The end of a journey: Seniors reflect on their favorite high school memories

As their senior year comes to a close, the Class of 2020 has nothing but good things to say while looking back on their last four years.


Supplied by Wes Andrews

From past to present: Wes Andrews showcases his Class of 2020 pride at Spirit Week with classmate Emma Bitar, as a young freshman (pictured left) and as an accomplished senior (pictured right).

The transition into high school can be tough on students. Just ask Class of 2020 President, Lexi Levin.

“I was really nervous. I even asked my brother if people walk alone in the hallways,” Levin said.

Wes Andrews got his first look inside Eastern during the summer before his freshman year.

Like most new students, he couldn’t believe the size of the high school, making Voorhees Middle School seem small. “We walked into the school and it looked huge. It was so much bigger than VMS, but it felt like I was exploring something new,” Andrews said.

Throughout their four years at Eastern, the senior class has become seasoned veterans when it comes to the high school experience. High school is the beginning of a new journey, a step towards the real world. It is where students learn and grow. But most importantly, it’s where they make friendships and memories that last a lifetime.

The Interact Club had a great impact on Mia Prowisor, but earlier this year, one moment particularly stuck out to her.

“In Interact, the officers dropped off leftover gifts [from the Breakfast with Santa event] to Virtua Hospitals and the Ronald McDonald House in Camden. Watching the reactions of the people in charge of these organizations receive the gifts was a touching moment,” Prowisor said. This experience helped Prowisor realize volunteering is something she enjoyed, and plans to continue on helping communities after leaving Eastern.

Kierstin Clem learned valuable lessons while competing on Eastern’s track and cross country squads.

“There are times when I wanted to quit, but it really taught me that when things get hard, they can always get better, so you just have to push through,” she said. Moments like these have helped her develop as a person and have propelled her running career, which she will continue at Stockton University this fall.

When looking back at their high school years, there are always a few moments that resonate with students, for better or for worse.
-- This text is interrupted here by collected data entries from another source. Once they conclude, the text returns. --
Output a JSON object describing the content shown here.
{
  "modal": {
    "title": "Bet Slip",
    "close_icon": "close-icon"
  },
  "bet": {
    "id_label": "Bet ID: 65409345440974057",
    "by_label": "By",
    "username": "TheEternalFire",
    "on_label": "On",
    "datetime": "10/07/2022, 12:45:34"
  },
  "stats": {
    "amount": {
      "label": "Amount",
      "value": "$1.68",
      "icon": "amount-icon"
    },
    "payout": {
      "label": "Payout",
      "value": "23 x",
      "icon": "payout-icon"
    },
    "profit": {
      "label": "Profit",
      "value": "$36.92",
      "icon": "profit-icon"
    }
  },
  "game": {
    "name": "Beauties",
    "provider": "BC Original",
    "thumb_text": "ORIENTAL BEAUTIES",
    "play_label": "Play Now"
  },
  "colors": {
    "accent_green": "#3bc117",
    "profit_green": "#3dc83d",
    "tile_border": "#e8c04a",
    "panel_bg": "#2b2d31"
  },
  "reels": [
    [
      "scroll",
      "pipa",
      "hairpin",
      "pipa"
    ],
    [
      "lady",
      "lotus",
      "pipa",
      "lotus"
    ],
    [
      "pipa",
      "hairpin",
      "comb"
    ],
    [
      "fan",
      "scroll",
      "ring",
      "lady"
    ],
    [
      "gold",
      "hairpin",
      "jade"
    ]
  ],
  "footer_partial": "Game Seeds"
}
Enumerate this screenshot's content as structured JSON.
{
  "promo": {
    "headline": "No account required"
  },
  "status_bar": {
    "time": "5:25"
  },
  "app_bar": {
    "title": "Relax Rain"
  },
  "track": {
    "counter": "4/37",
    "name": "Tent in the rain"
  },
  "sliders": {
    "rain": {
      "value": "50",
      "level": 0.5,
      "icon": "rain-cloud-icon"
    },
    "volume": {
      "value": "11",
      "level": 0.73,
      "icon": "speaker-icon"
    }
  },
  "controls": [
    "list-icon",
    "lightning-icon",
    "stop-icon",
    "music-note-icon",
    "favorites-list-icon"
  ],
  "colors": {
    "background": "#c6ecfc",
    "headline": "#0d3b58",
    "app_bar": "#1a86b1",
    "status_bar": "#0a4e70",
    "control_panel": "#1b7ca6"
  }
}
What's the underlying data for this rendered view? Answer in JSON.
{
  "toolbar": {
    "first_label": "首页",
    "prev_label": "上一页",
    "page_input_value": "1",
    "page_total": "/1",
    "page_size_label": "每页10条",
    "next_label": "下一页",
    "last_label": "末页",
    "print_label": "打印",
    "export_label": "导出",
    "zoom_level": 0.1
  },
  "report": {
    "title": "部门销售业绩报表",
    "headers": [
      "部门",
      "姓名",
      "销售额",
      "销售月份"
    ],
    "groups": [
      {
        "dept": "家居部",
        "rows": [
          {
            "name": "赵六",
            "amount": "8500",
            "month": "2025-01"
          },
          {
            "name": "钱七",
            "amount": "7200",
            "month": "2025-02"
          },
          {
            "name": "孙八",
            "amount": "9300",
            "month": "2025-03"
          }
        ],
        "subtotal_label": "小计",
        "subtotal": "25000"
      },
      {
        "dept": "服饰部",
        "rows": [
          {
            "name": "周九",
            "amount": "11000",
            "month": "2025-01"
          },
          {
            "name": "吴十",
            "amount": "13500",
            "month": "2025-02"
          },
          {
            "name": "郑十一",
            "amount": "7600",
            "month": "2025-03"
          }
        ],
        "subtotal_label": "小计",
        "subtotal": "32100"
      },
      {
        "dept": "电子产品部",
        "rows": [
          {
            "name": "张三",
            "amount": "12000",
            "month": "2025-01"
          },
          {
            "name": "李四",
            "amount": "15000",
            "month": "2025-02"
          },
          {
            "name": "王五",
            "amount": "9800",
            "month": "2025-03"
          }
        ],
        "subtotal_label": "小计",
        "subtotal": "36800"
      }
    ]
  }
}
One of Jeremy Bender’s final high school memories during the year was also one of the most unforgettable.

“I made a carrot cake for Mr. Miller and brought it in on his half-birthday. Other people brought in half-and-half iced-tea in honor of his half-birthday, so we threw a surprise half-birthday party for him. We brought the food to the other environmental teacher, Mrs. Praesel, and it turned out it was her birthday,” Bender said. Unfortunately, it was a goodbye party of sorts, when the COVID-19 pandemic forced school to close shortly thereafter.

This year’s homecoming dance during Spirit Week stood out to Andrews. Typically, seniors don’t show up in strong numbers during the homecoming dance, but this year, however, was different.

“We played good music and went crazy. It was fun. Even Mr. Lindenhofen said it was the best homecoming ever. Everyone was singing, dancing, and having a good time,” he said.

As always, it will be hard for this year’s seniors to say farewell to certain aspects of high school.

Levin will especially miss the intricacies of high school.

“I’m going to miss the little moments of running to class when I’m late, or just talking with friends in the hallways,” she said.

Levin said it will be odd to not see her “school friends,” or students who she might not see outside of the classroom. “I’ll miss seeing people who I normally see in the hallways, and don’t hang out with outside of school,” she said.

Some of Prowisor’s teachers have had a great impact on her life, and she’ll be sad to say goodbye when the time comes.

“I’ve talked with students from other high schools, and none of them have expressed having more than one or two good teachers during their four years. I feel I’m incredibly lucky to have gone to Eastern and be taught by the amazing faculty here. They are such wonderful people and I look up to them,” Prowisor said.

When it came to shouting out teachers, she jokingly refused to mention any one teacher in particular because there were simply too many to thank. “It wouldn’t be fair to shout out just one of them because they were all so influential on my life,” she said.

The coronavirus pandemic has thrown a curveball at the Class of 2020, but this year’s senior class will not let the health crisis define their senior year. They continue to draw hope on the future ahead, recognizing this is one of many challenges that will be thrown their way in the game of life.

“Even though the current times are hard, everyone is in the same boat, and we have to push forward. We have to hope for the best, and look forward to what the future brings,” said Levin.

Andrews added his own words of encouragement, drawing life-lessons from an unprecedented time in history.

“Going forward, we all have potential to do whatever we want in this world. The current situation is a perfect catalyst to show that everything is vulnerable,” he said.

“I don’t think we’re saying goodbye, just see you later.”